Jerome Davis

No. 98
- Position: Nose tackle

Personal information
- Born: February 27, 1962 (age 64) Cincinnati, Ohio, U.S.
- Listed height: 6 ft 1 in (1.85 m)
- Listed weight: 260 lb (118 kg)

Career information
- High school: Hughes (Cincinnati)
- College: Ball State
- NFL draft: 1986: undrafted

Career history
- Detroit Lions (1987);
- Stats at Pro Football Reference

= Jerome Davis (nose tackle) =

American football player (born 1962)

Jerome A. Davis (born February 27, 1962) is an American former professional football nose tackle who played one season with the Detroit Lions of the National Football League (NFL). He played college football at Illinois Valley Community College and Ball State University.

==Early life and college==
Jerome A. Davis was born on February 27, 1962, in Cincinnati, Ohio. He attended Hughes STEM High School in Cincinnati.

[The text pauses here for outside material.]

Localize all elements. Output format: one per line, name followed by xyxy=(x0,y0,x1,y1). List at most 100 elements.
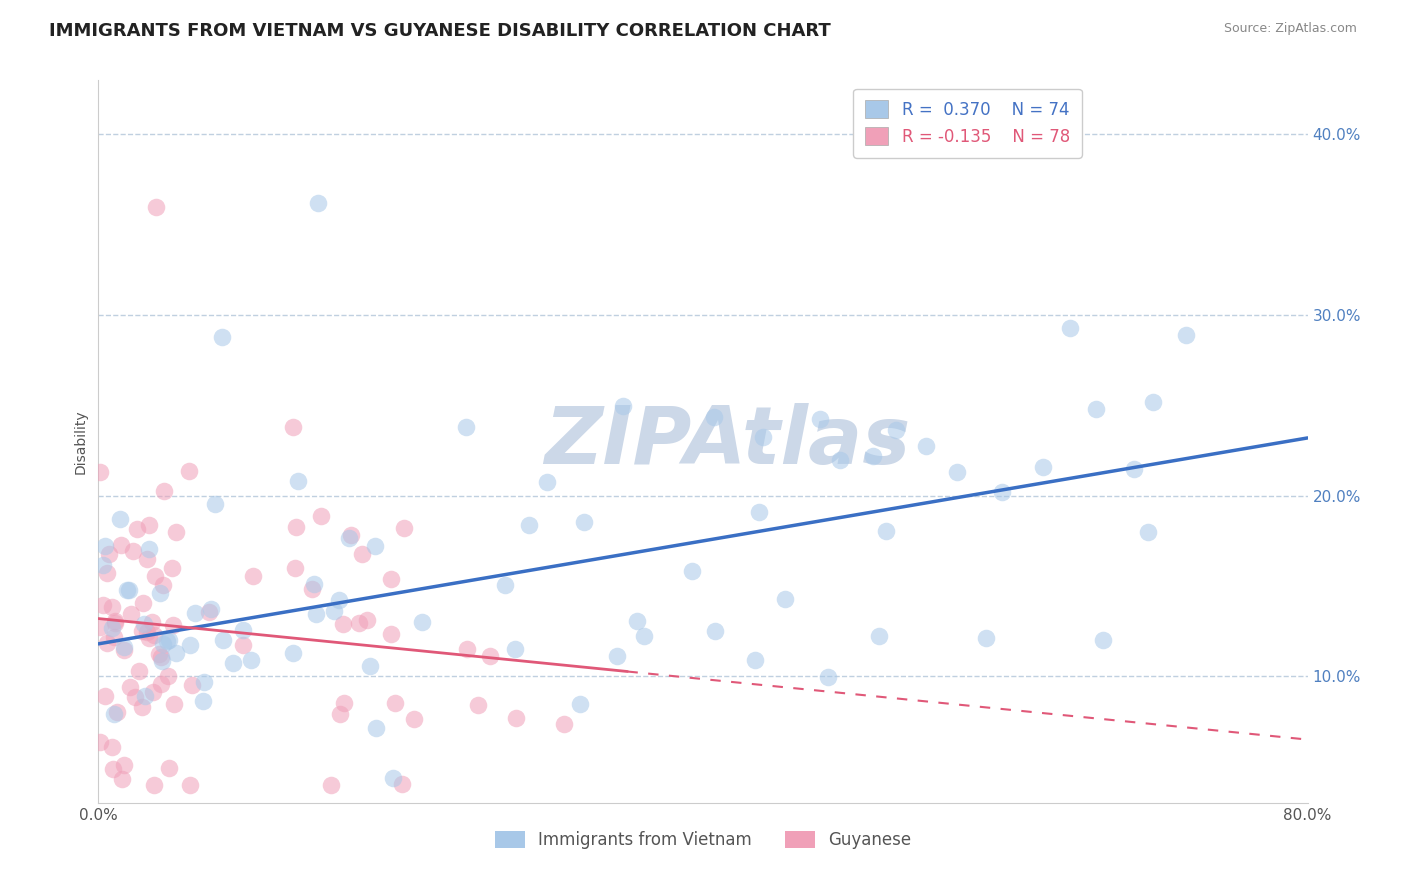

Davis firs played college football at Illinois Valley Community College from 1982 to 1983. He then transferred to Ball State University, where he was a two-year letterman for the Ball State Cardinals from 1984 to 1985.

==Professional career==
On September 27, 1987, Davis signed with the Detroit Lions of the National Football League (NFL) during the 1987 NFL players strike. He started all three strike games for the Lions. He was released on October 19, 1987, after the strike ended. He wore jersey number 98 while with the Lions. Davis stood 6'1" and weighed 260 pounds. He was signed by the Lions again February 21, 1988. He was later released on August 8, 1988.